If Santa Monica-based Osborn beats Assemblywoman Betsy Butler in the newly-created 50th Assembly district—either on June 5 or in a November general election run-off—her victory over the party establishment will be a Left Coast monument to what might have been possible, in more places, if Obama’s campaign organization (or the Democratic Party) had been serious about grassroots movement building. “There could have been 100, or even 1,000 Torie Osborns, who came out of the network of energized people trying to change American politics in 2008,” says California political consultant Paul Kumar, an admirer of Osborn’s “extraordinary campaign organization.”

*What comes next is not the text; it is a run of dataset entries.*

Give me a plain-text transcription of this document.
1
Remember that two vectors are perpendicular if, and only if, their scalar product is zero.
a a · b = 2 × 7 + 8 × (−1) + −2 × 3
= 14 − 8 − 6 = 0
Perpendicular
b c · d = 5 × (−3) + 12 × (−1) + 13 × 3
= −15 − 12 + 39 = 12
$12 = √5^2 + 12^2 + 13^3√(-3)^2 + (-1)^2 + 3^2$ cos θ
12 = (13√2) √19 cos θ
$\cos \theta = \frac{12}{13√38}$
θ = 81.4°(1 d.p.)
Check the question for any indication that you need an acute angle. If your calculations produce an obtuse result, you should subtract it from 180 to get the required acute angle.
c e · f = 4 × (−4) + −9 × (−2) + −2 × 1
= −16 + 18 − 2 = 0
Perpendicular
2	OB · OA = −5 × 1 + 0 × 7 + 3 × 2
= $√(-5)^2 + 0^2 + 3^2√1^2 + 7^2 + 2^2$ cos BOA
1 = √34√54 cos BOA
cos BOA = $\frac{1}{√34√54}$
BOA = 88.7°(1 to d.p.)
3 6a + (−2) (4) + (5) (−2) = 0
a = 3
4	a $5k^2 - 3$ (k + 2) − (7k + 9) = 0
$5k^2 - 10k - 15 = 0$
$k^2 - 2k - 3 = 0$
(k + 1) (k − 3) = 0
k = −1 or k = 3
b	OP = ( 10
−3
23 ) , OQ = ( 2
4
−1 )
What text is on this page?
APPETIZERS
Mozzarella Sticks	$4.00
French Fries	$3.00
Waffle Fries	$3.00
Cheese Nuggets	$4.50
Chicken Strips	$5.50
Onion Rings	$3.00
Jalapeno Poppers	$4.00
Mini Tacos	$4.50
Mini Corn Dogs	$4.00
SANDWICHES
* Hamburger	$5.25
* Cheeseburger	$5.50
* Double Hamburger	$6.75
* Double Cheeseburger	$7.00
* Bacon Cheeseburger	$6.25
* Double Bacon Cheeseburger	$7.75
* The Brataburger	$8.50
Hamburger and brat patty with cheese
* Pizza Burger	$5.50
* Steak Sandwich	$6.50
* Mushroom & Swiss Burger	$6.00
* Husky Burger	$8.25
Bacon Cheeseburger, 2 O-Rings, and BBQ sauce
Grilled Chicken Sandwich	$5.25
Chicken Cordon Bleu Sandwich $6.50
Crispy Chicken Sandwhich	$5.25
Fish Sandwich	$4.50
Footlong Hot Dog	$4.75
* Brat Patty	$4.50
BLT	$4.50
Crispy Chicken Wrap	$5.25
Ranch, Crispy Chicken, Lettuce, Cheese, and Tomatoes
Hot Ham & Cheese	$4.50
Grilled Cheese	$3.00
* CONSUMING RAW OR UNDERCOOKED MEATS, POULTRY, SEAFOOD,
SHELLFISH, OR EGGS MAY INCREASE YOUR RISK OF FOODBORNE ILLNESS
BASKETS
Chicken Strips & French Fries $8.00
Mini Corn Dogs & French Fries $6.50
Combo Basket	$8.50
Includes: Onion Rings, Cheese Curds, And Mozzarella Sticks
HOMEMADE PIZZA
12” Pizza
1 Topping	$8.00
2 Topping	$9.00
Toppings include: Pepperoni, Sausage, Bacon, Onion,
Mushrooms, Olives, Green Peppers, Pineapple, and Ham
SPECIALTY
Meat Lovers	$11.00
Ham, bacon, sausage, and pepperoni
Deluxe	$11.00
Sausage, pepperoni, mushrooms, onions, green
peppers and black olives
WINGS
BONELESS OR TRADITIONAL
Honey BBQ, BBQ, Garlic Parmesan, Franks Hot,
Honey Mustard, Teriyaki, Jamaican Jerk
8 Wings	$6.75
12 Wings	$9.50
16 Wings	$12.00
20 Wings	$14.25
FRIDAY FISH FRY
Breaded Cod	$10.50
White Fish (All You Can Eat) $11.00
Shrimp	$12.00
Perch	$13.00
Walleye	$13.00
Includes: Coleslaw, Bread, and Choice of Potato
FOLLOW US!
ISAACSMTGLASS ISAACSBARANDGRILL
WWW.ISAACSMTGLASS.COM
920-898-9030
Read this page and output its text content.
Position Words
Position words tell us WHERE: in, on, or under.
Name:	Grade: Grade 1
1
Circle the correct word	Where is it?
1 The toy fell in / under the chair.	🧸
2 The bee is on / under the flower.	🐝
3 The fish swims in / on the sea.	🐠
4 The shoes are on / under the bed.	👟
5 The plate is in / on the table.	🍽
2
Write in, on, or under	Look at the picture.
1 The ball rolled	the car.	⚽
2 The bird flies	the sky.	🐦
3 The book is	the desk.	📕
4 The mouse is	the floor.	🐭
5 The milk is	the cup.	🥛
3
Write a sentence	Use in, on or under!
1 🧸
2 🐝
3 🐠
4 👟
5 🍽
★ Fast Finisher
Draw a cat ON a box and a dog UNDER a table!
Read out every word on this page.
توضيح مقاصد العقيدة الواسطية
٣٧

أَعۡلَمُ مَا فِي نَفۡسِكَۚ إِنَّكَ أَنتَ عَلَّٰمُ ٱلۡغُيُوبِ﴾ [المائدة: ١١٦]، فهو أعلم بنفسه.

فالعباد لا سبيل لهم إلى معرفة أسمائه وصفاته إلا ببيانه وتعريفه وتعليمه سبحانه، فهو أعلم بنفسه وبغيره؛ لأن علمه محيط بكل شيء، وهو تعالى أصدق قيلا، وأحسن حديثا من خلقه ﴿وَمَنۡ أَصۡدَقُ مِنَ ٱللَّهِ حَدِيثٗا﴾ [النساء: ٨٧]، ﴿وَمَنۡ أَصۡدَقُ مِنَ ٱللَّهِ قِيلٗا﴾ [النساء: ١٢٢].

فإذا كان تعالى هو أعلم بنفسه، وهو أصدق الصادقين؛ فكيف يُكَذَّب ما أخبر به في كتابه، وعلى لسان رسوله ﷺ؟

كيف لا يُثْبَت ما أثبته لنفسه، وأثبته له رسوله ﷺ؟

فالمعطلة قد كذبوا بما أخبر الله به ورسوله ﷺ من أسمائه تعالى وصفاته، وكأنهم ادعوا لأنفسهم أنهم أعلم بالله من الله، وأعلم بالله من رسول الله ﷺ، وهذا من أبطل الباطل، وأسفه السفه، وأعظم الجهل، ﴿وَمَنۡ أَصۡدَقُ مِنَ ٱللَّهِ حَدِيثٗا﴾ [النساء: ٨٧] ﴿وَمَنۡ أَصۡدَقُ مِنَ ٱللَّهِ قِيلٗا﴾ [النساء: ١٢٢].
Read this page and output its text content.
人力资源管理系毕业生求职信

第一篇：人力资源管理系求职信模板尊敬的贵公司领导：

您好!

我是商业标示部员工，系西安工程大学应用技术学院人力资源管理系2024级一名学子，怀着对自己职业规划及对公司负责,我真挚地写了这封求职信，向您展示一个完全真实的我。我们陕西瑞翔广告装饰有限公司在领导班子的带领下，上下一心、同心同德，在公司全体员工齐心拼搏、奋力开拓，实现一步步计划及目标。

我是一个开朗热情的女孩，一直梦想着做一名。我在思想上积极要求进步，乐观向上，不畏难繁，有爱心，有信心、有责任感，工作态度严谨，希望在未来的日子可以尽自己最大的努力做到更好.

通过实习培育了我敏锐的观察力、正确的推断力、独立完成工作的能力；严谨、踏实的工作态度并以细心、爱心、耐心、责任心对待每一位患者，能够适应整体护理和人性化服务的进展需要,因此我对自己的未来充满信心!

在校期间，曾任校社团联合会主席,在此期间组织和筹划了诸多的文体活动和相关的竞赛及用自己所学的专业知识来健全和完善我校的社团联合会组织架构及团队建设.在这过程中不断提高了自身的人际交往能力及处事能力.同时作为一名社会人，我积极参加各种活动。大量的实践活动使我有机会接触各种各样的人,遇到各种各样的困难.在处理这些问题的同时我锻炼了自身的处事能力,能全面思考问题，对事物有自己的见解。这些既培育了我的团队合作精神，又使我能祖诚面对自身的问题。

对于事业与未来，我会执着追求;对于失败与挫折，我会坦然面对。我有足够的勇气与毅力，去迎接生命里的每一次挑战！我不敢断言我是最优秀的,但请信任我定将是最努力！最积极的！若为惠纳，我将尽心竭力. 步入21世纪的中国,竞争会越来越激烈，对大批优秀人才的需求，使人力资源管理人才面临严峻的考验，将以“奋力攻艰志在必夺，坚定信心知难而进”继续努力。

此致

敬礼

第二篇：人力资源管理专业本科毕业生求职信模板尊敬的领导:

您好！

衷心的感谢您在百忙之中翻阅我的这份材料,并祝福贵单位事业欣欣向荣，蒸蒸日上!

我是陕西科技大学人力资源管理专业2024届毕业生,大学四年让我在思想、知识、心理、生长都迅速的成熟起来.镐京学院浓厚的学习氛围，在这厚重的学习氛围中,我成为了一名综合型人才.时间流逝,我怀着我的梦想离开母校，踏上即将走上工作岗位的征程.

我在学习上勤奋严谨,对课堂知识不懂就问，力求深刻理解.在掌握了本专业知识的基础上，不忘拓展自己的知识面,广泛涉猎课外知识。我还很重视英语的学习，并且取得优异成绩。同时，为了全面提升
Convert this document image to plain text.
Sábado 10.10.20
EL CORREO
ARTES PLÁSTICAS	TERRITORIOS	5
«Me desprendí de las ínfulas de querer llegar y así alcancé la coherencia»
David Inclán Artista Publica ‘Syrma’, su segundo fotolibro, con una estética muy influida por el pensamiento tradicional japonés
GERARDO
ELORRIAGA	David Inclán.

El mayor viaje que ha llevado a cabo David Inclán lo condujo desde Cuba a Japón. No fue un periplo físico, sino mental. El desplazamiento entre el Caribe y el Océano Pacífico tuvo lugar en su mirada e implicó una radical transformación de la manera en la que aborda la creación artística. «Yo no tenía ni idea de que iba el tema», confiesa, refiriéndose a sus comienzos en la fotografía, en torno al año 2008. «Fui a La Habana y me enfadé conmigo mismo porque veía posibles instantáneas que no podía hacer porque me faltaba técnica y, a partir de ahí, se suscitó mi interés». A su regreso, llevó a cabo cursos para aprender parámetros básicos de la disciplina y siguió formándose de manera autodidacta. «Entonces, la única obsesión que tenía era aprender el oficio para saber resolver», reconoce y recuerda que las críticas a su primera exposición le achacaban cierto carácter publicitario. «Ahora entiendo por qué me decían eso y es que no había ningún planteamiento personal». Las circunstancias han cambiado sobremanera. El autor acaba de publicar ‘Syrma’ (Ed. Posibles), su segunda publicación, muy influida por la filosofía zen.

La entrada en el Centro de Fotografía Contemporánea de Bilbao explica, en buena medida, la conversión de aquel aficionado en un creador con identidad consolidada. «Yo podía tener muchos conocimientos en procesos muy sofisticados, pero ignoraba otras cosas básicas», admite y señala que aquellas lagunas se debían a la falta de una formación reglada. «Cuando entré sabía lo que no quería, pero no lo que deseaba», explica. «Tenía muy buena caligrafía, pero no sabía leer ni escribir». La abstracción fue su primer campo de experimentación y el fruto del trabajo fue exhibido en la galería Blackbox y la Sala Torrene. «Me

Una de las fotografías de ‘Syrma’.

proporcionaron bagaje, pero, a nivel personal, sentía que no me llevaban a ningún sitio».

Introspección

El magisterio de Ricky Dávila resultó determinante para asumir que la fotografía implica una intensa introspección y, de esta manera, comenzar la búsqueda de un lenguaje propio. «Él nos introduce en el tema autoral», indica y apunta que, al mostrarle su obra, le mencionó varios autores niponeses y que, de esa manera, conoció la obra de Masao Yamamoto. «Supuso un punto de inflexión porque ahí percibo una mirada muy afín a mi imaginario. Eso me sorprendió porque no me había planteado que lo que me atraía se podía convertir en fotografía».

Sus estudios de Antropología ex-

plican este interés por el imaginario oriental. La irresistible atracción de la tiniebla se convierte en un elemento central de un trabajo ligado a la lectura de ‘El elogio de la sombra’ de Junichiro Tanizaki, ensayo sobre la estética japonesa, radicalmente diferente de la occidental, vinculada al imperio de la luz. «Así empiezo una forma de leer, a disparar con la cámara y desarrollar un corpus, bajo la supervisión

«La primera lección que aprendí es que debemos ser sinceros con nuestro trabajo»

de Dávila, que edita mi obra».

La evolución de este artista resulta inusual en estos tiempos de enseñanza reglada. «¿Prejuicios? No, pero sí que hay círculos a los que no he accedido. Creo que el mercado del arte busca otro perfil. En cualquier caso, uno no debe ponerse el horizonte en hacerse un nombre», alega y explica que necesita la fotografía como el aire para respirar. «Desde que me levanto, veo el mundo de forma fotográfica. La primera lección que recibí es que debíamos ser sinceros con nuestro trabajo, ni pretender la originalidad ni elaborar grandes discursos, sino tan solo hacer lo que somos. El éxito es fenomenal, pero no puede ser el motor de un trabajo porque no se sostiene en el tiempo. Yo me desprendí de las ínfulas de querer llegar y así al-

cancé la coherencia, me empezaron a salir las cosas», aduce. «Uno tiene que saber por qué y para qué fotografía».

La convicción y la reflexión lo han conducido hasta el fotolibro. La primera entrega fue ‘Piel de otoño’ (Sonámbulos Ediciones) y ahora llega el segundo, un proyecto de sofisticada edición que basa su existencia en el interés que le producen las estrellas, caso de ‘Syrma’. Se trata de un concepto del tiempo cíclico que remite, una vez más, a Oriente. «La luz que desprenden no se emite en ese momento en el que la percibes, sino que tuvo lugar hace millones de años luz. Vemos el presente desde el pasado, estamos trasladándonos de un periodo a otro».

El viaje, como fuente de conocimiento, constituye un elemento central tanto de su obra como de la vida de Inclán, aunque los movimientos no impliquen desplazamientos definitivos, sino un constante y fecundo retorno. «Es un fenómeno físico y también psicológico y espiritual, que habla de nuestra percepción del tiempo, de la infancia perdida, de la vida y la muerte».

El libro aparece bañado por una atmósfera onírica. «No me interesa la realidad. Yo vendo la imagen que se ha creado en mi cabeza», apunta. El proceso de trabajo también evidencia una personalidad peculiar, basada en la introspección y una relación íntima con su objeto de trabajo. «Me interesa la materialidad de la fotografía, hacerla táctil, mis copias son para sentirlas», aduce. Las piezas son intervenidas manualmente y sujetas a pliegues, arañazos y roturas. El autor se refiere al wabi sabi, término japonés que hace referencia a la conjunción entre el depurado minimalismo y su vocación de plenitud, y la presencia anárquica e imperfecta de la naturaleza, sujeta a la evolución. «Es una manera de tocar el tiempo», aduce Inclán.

Given her strong resume as a community organizer, non-profit organization leader, and influential advisor to several Los Angeles mayors, it’s been surprising to some that Osborn’s well-funded first-time bid for public office wasn’t welcomed by Assembly Speaker John Pérez and other Democratic legislators. After helping to launch this magazine as a founding staff member in the mid-1970s, she played leadership roles in the National Organization for Women, a pioneering Los Angeles clinic for HIV/AIDS sufferers, and the national Gay and Lesbian Task Force that mobilized hundreds of thousands of civil rights marchers in Washington in 1993. While serving as director of Liberty Hill Foundation, and later with United Way, she helped channel millions of dollars from well-heeled Hollywooders into Los Angeles neighborhood projects dealing with gang violence, low-income housing, and environmental issues. Osborn’s latest work, with California Calls, has focused on boosting voter registration in the state and building a coalition to end “loopholes for giant corporate property owners and the requirement of a two-thirds supermajority vote by legislators to increase taxes.”

As San Francisco lawyer and Democratic Party activist Paul Hogarth noted in a February 2012 post on the Bay Area political blog Beyond Chron, California’s just-completed redistricting process has given “Democrats an historic opportunity to pick up seats in November— and win a two-thirds majority that would make Republicans irrelevant.” Instead, Hogarth charged, “[Speaker] Pérez has diverted resources from competitive ‘swing districts’ and is instead meddling into Democratic primary fights in deep-blue seats” so he can “consolidate control at the expense of everything else.” The chances of the Democrats gaining the necessary two additional seats in both houses of the legislature has decreased, as a result.